Il nuovo display esterno rende Mate XT 2 più utilizzabile da chiuso

Cambiare la direzione della piega obbliga però Huawei ad aggiungere un vero cover display. Il primo Mate XT utilizzava infatti una parte dello stesso grande pannello interno anche come schermo esterno grazie alla configurazione a Z. Con il display completamente protetto all’interno, Mate XT 2 necessita invece di un pannello separato per notifiche, chiamate, applicazioni e normale utilizzo quotidiano senza dover aprire il dispositivo.

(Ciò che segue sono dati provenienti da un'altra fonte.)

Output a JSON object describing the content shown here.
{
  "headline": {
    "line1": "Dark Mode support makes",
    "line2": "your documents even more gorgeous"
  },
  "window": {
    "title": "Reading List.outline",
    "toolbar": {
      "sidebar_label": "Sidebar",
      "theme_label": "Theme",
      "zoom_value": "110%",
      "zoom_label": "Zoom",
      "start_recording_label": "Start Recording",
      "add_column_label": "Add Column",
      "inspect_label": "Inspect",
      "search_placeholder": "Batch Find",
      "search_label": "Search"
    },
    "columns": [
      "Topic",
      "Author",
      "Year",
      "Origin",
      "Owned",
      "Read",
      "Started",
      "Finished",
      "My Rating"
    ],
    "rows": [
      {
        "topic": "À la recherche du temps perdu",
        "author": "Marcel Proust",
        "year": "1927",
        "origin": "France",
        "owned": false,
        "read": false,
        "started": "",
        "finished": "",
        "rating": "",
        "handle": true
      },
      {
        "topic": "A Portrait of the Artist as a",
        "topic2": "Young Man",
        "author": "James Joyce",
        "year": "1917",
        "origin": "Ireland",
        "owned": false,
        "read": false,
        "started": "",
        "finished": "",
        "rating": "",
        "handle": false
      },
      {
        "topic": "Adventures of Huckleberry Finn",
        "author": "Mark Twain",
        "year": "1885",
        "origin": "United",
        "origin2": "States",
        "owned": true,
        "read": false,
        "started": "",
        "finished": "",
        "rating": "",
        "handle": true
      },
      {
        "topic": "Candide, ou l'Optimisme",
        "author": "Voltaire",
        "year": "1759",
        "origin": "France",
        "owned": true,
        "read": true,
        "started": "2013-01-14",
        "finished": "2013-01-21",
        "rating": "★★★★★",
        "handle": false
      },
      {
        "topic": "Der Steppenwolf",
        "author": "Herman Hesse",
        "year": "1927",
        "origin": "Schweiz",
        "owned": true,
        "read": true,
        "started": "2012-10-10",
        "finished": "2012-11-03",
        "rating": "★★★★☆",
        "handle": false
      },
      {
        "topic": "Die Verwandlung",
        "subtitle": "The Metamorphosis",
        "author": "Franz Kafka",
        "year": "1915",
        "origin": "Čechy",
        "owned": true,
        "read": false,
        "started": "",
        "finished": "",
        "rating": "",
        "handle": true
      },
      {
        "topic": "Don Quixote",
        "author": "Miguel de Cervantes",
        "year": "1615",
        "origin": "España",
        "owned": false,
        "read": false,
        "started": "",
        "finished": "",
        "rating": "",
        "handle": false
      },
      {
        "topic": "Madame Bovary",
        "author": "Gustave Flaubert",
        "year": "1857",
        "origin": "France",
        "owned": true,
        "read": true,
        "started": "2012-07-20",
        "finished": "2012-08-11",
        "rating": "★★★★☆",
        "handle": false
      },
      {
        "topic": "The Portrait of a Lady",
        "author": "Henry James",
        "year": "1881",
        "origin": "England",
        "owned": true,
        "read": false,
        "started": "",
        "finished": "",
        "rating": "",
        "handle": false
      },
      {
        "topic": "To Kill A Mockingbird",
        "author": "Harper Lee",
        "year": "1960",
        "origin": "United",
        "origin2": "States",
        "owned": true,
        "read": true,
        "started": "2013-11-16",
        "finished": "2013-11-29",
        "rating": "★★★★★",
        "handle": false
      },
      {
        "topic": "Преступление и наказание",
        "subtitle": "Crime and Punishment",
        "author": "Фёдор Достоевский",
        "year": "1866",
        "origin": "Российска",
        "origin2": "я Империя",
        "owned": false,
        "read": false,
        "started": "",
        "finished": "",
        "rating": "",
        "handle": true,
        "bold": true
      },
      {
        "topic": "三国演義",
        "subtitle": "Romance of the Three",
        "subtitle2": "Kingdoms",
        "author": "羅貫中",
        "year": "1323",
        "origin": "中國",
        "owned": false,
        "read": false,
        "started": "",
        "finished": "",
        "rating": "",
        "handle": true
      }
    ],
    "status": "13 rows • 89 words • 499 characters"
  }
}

Questa scelta rende il tri-fold più convenzionale nel funzionamento da chiuso, ma aumenta anche la complessità hardware perché introduce un quarto pannello complessivo contando le tre sezioni interne. Huawei sta lavorando da tempo sulla convergenza tra formati pieghevoli e dispositivi tradizionali, una strategia già evidente nei nuovi Pura foldable progettati per presidiare il segmento premium prima dell’arrivo del primo iPhone pieghevole. Mate XT 2 porta questa logica all’estremo, cercando di offrire contemporaneamente esperienza smartphone e superficie da tablet.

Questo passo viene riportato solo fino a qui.